Propped up by status, celebrity and slush funds, New York City in the 1990’s was one of the world’s biggest culinary hubs. The competition was fierce within the world of fine dining, and this was not a field where the tallest poppy lasted very long above the rest.

But amongst all the bravado and bluster of the city, Smalls’ chandelier-swinging attitude shone through when he opened his first restaurant, Café Beulah.

“No one told me I couldn’t open a restaurant or that I may not have the credentials” he laughs, “So I opened the first African American fine dining restaurant concept in the city, specialising in Low Country cooking”.
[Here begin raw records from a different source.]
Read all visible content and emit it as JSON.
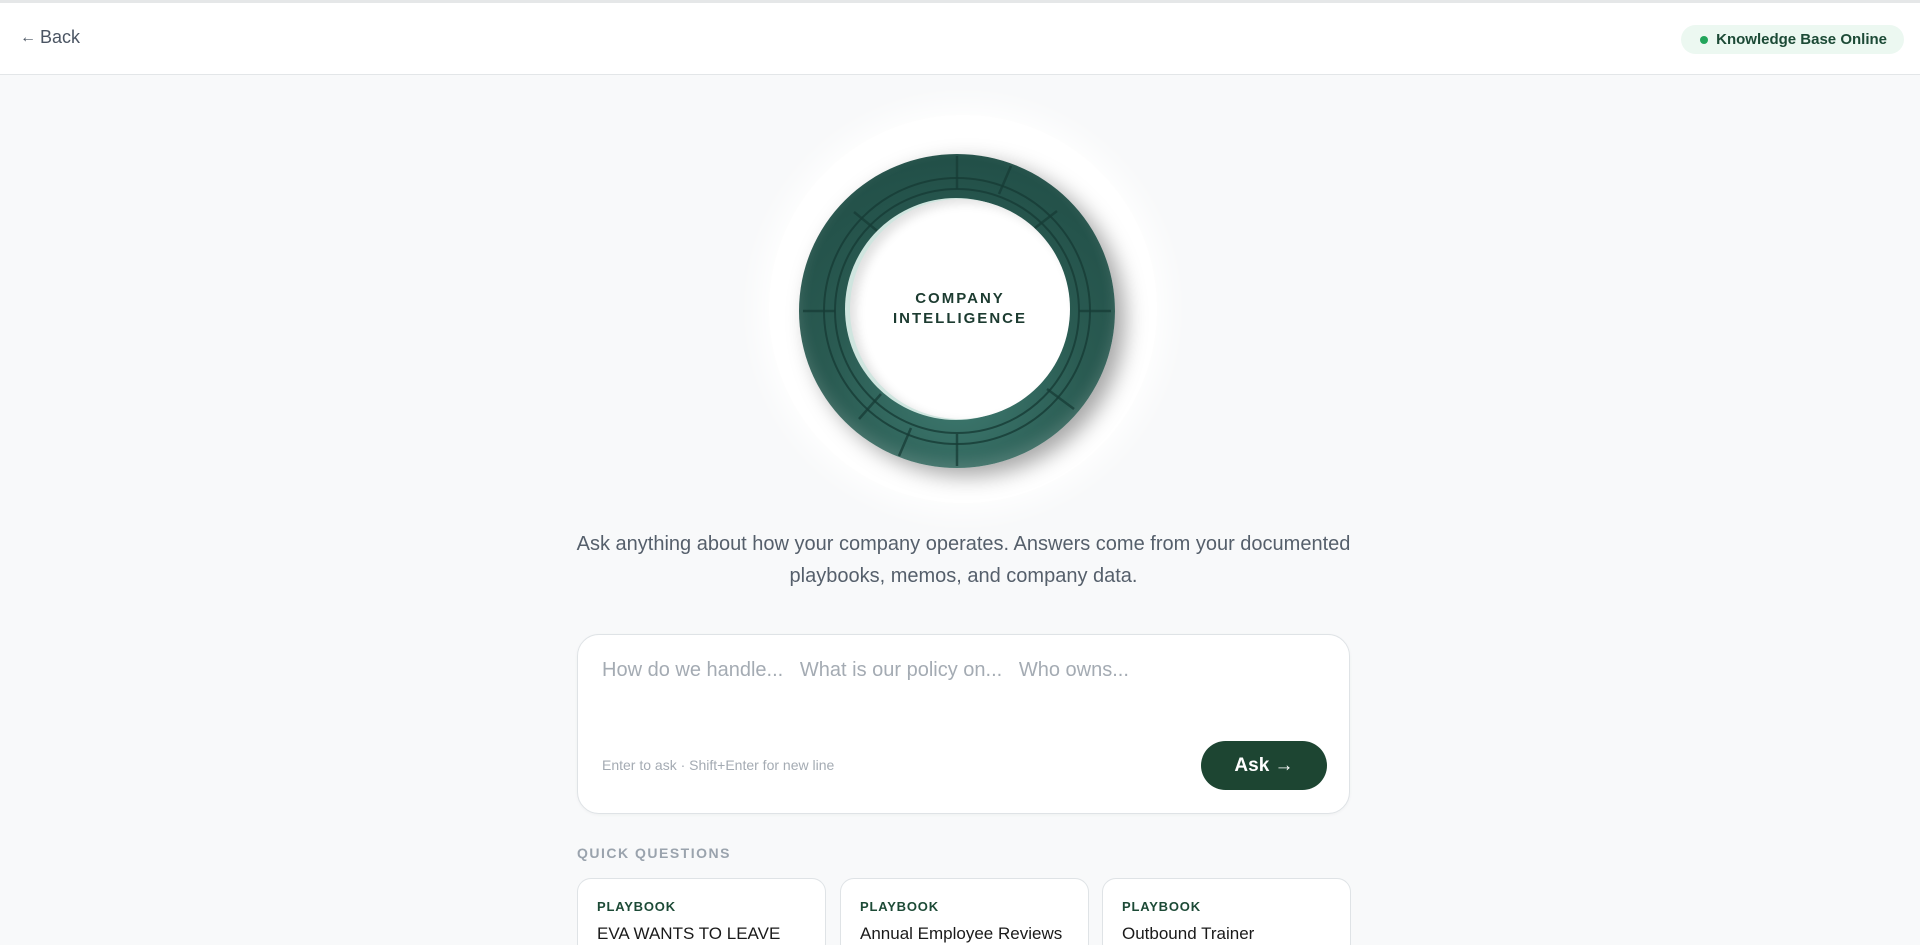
{
  "header": {
    "back_label": "Back",
    "status_label": "Knowledge Base Online",
    "status_color": "#22a55b"
  },
  "hero": {
    "line1": "COMPANY",
    "line2": "INTELLIGENCE",
    "accent": "#2a5b52"
  },
  "intro": {
    "text": "Ask anything about how your company operates. Answers come from your documented playbooks, memos, and company data."
  },
  "ask": {
    "placeholder": "How do we handle...   What is our policy on...   Who owns...",
    "value": "",
    "hint": "Enter to ask · Shift+Enter for new line",
    "button_label": "Ask →",
    "button_color": "#1d4532"
  },
  "quick": {
    "title": "QUICK QUESTIONS",
    "cards": [
      {
        "tag": "PLAYBOOK",
        "title": "EVA WANTS TO LEAVE"
      },
      {
        "tag": "PLAYBOOK",
        "title": "Annual Employee Reviews"
      },
      {
        "tag": "PLAYBOOK",
        "title": "Outbound Trainer"
      }
    ]
  }
}
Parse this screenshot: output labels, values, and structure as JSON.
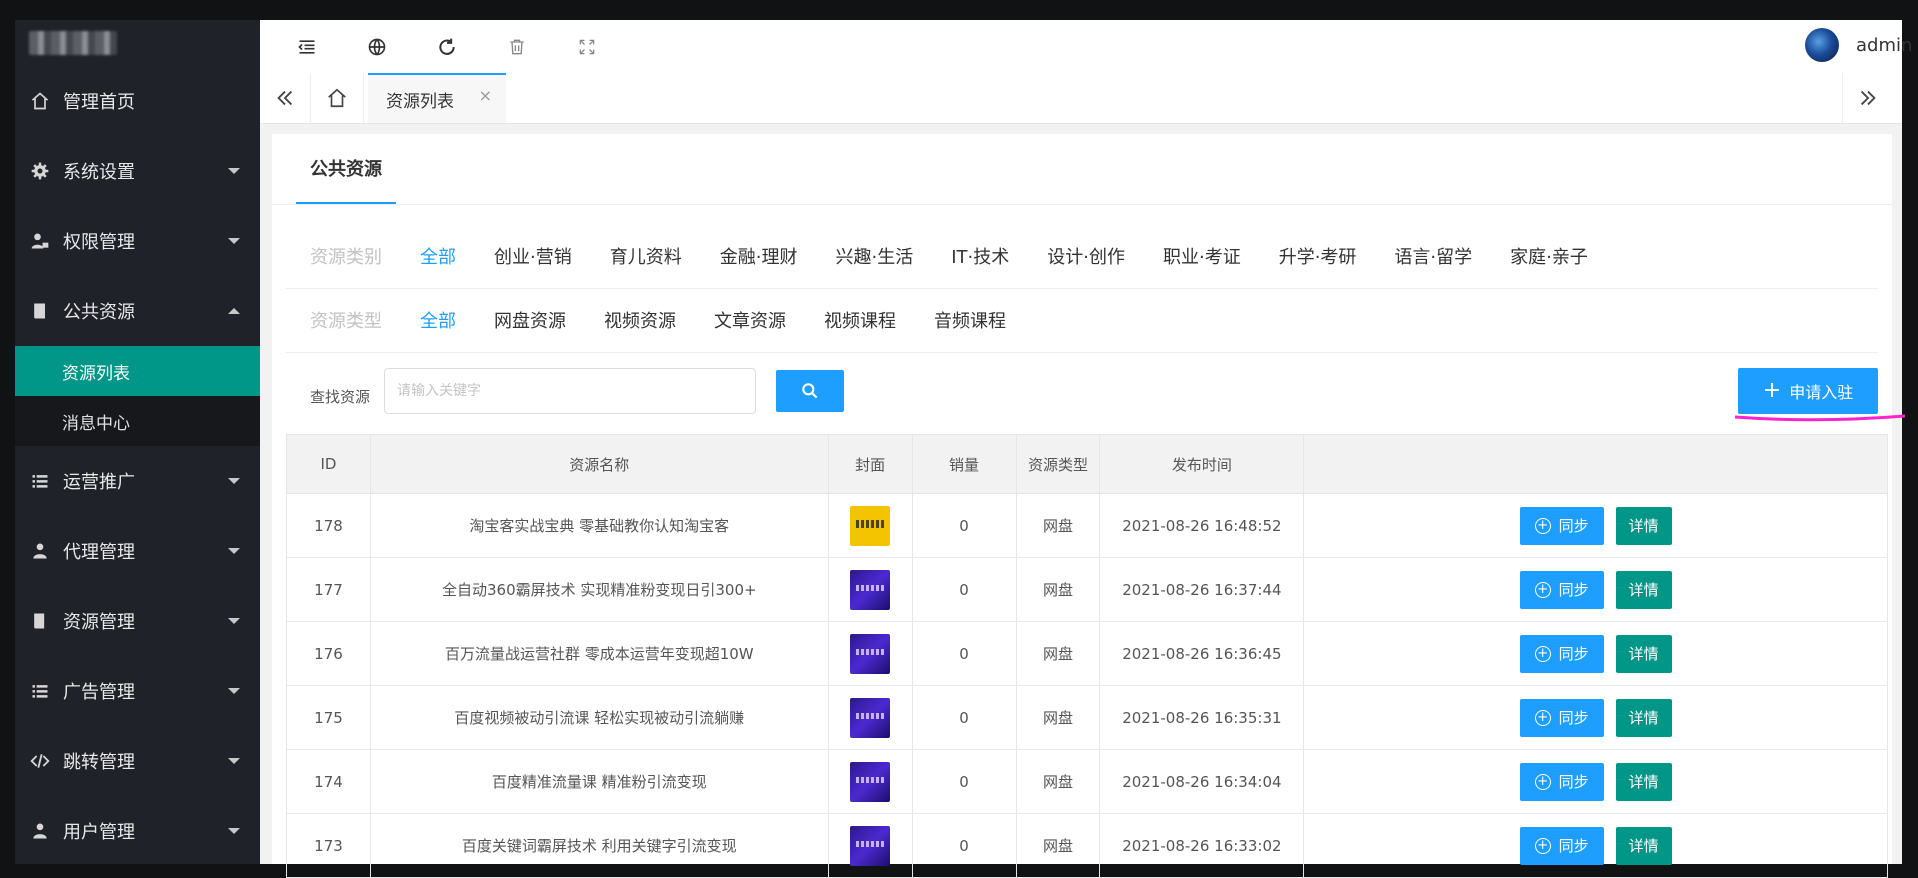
{
  "user": {
    "name": "admin"
  },
  "sidebar": {
    "items": [
      {
        "label": "管理首页",
        "icon": "home-icon",
        "expandable": false
      },
      {
        "label": "系统设置",
        "icon": "gear-icon",
        "expandable": true
      },
      {
        "label": "权限管理",
        "icon": "user-lock-icon",
        "expandable": true
      },
      {
        "label": "公共资源",
        "icon": "book-icon",
        "expandable": true,
        "open": true,
        "children": [
          {
            "label": "资源列表",
            "active": true
          },
          {
            "label": "消息中心"
          }
        ]
      },
      {
        "label": "运营推广",
        "icon": "list-icon",
        "expandable": true
      },
      {
        "label": "代理管理",
        "icon": "agent-icon",
        "expandable": true
      },
      {
        "label": "资源管理",
        "icon": "book-icon",
        "expandable": true
      },
      {
        "label": "广告管理",
        "icon": "list-icon",
        "expandable": true
      },
      {
        "label": "跳转管理",
        "icon": "code-icon",
        "expandable": true
      },
      {
        "label": "用户管理",
        "icon": "user-icon",
        "expandable": true
      }
    ]
  },
  "tabs": {
    "active_label": "资源列表",
    "close_glyph": "×"
  },
  "card": {
    "tab_label": "公共资源",
    "category": {
      "label": "资源类别",
      "options": [
        "全部",
        "创业·营销",
        "育儿资料",
        "金融·理财",
        "兴趣·生活",
        "IT·技术",
        "设计·创作",
        "职业·考证",
        "升学·考研",
        "语言·留学",
        "家庭·亲子"
      ],
      "active": 0
    },
    "type": {
      "label": "资源类型",
      "options": [
        "全部",
        "网盘资源",
        "视频资源",
        "文章资源",
        "视频课程",
        "音频课程"
      ],
      "active": 0
    },
    "search": {
      "label": "查找资源",
      "placeholder": "请输入关键字",
      "value": ""
    },
    "apply_label": "申请入驻"
  },
  "table": {
    "headers": [
      "ID",
      "资源名称",
      "封面",
      "销量",
      "资源类型",
      "发布时间",
      ""
    ],
    "sync_label": "同步",
    "detail_label": "详情",
    "rows": [
      {
        "id": "178",
        "name": "淘宝客实战宝典 零基础教你认知淘宝客",
        "sales": "0",
        "type": "网盘",
        "time": "2021-08-26 16:48:52",
        "cover": "yellow"
      },
      {
        "id": "177",
        "name": "全自动360霸屏技术 实现精准粉变现日引300+",
        "sales": "0",
        "type": "网盘",
        "time": "2021-08-26 16:37:44",
        "cover": "purple"
      },
      {
        "id": "176",
        "name": "百万流量战运营社群 零成本运营年变现超10W",
        "sales": "0",
        "type": "网盘",
        "time": "2021-08-26 16:36:45",
        "cover": "purple"
      },
      {
        "id": "175",
        "name": "百度视频被动引流课 轻松实现被动引流躺赚",
        "sales": "0",
        "type": "网盘",
        "time": "2021-08-26 16:35:31",
        "cover": "purple"
      },
      {
        "id": "174",
        "name": "百度精准流量课 精准粉引流变现",
        "sales": "0",
        "type": "网盘",
        "time": "2021-08-26 16:34:04",
        "cover": "purple"
      },
      {
        "id": "173",
        "name": "百度关键词霸屏技术 利用关键字引流变现",
        "sales": "0",
        "type": "网盘",
        "time": "2021-08-26 16:33:02",
        "cover": "purple"
      }
    ]
  },
  "colors": {
    "sidebar": "#20222a",
    "accent": "#1e9fff",
    "teal": "#009688",
    "annotation": "#ff22cc"
  }
}
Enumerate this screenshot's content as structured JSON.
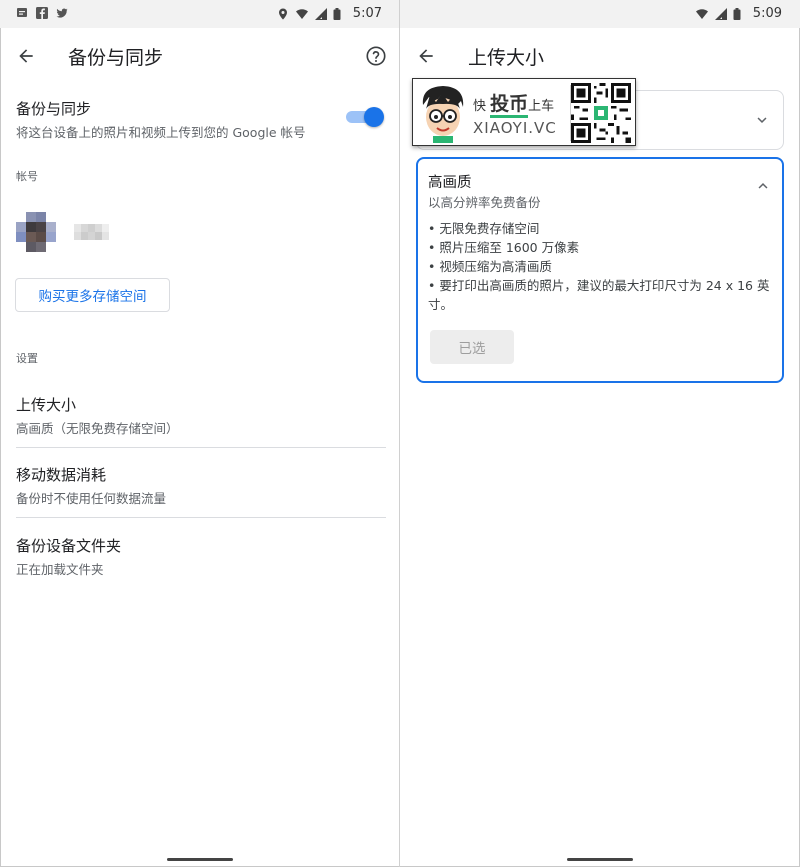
{
  "left": {
    "status": {
      "time": "5:07"
    },
    "title": "备份与同步",
    "backup_sync": {
      "title": "备份与同步",
      "subtitle": "将这台设备上的照片和视频上传到您的 Google 帐号",
      "enabled": true
    },
    "account_section_label": "帐号",
    "buy_storage_label": "购买更多存储空间",
    "settings_section_label": "设置",
    "settings": [
      {
        "title": "上传大小",
        "subtitle": "高画质（无限免费存储空间）"
      },
      {
        "title": "移动数据消耗",
        "subtitle": "备份时不使用任何数据流量"
      },
      {
        "title": "备份设备文件夹",
        "subtitle": "正在加载文件夹"
      }
    ]
  },
  "right": {
    "status": {
      "time": "5:09"
    },
    "title": "上传大小",
    "high_quality": {
      "title": "高画质",
      "subtitle": "以高分辨率免费备份",
      "bullets": [
        "• 无限免费存储空间",
        "• 照片压缩至 1600 万像素",
        "• 视频压缩为高清画质",
        "• 要打印出高画质的照片，建议的最大打印尺寸为 24 x 16 英寸。"
      ],
      "selected_label": "已选"
    }
  },
  "watermark": {
    "line1_a": "快",
    "line1_b": "投币",
    "line1_c": "上车",
    "line2": "XIAOYI.VC"
  },
  "colors": {
    "accent": "#1a73e8",
    "toggle_track": "#9cc2f7",
    "divider": "#dadce0",
    "secondary_text": "#5f6368"
  },
  "icons": {
    "back": "arrow-left-icon",
    "help": "help-circle-icon",
    "chevron_down": "chevron-down-icon",
    "chevron_up": "chevron-up-icon",
    "wifi": "wifi-icon",
    "signal": "signal-icon",
    "battery": "battery-icon",
    "location": "location-icon"
  }
}
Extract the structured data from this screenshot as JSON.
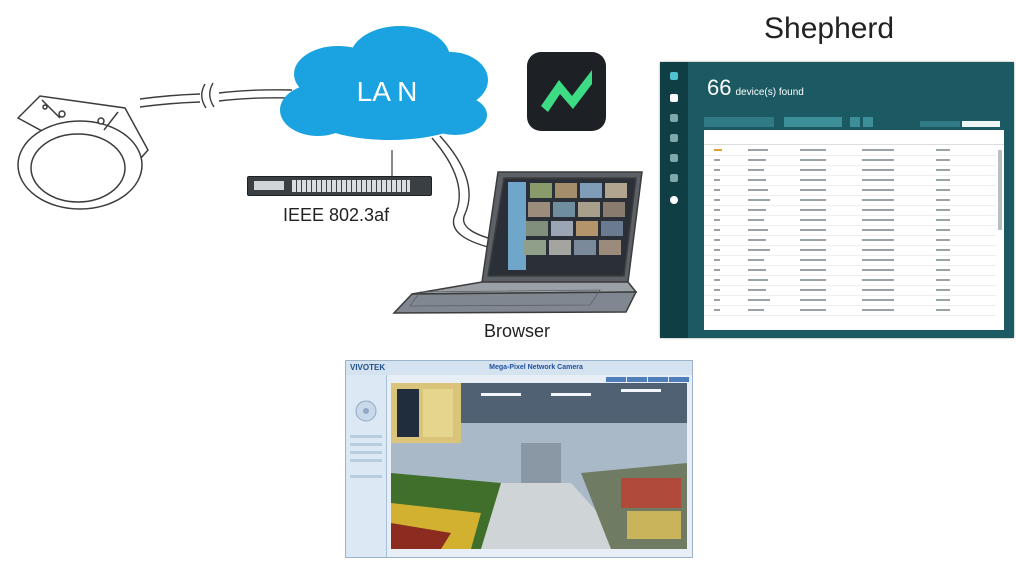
{
  "labels": {
    "cloud": "LA N",
    "switch_caption": "IEEE 802.3af",
    "browser_caption": "Browser",
    "shepherd_caption": "Shepherd"
  },
  "shepherd": {
    "device_count": "66",
    "device_count_suffix": "device(s) found"
  },
  "browser_screenshot": {
    "brand": "VIVOTEK",
    "title": "Mega-Pixel Network Camera"
  },
  "colors": {
    "cloud": "#1aa3e0",
    "app_icon_bg": "#1d2126",
    "app_icon_mark": "#3ddc84",
    "shepherd_bg": "#1b5a63",
    "connector": "#3c3c3c"
  },
  "icons": [
    "dome-camera-icon",
    "cloud-icon",
    "network-switch-icon",
    "app-icon",
    "laptop-icon"
  ]
}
Originating on the Atlantic coast of South Carolina, Low Country or Gullah cuisine dates back to the first African Americans to arrive in the United States during the transatlantic slave trade.

These people from modern Sierra Leone, Liberia and Angola (to name but a few) brought with them a cuisine predominantly focused on rice, seafood, vegetables and spices.

To this day, African influences are clearly visible in both Low Country and Creole cuisine. For instance many characteristics of the West African rice dishes such as Thieboudienne and Jollof can be found in Gullah rice.

Often dismissed out of hand as simple and unrefined, Low Country food had never even been considered by much of the blinkered world of fine dining.

“No one had seen anything that was an African American concept, with fine linens, presentation and a narrative that spoke to the heart and soul of who African Americans were.”

However, Café Beulah was just the beginning of this new journey, as Alexander came to realise, he had only uncovered part of the narrative he wanted to share through food.

"I cook like a jazz musician"

Photo by Miti on Unsplash

For many at the time, African American cuisine was largely seen as Soul food. While delicious, this “comfort food” was often rich and relatively unhealthy, and became known as the only real representation of African Americans in the culinary world.

“I felt a duty and responsibility to essentially reposition the African American culinary expression” he says.

In the wake of 9/11, Alexander took a hiatus from the kitchen and returned to the road. This time setting about on a journey of discovery.

“I got the idea to follow the Atlantic Slave trade”, he says.

Visiting different cultures around the world, Smalls went searching for the stories that he felt weren’t being told. Far from being contained within Africa, North America and Europe, the African slave trade truly spanned the globe.

“I got the idea to go to the Indian ocean and Eastern Asian slave trade [routes], to understand Africa’s footprint on five continents.”

When he returned to New York, Smalls translated this message into the language he knew best: food.

Opening his restaurants Cecil and Minton’s in 2014, Smalls showcased his concept that came to be known as Afro-Asian-American cooking to huge acclaim.

This tasteful chord of geographical, historical and culinary notes is a harmony that could only be pulled off by someone with a virtuosic touch. But after half a decade since they opened their doors to the public, Smalls has had time to look back and reflect.

In the end, music and food were never distinct parts of Smalls’ character. Rather, they were both nourished by the same pool of memory and creativity.

“A dear friend would say of me that I cook like a Jazz musician… these two conversations are ones I’ve had all my life.”

Constantly creating and reinventing his culinary styles, we're definitely convinced.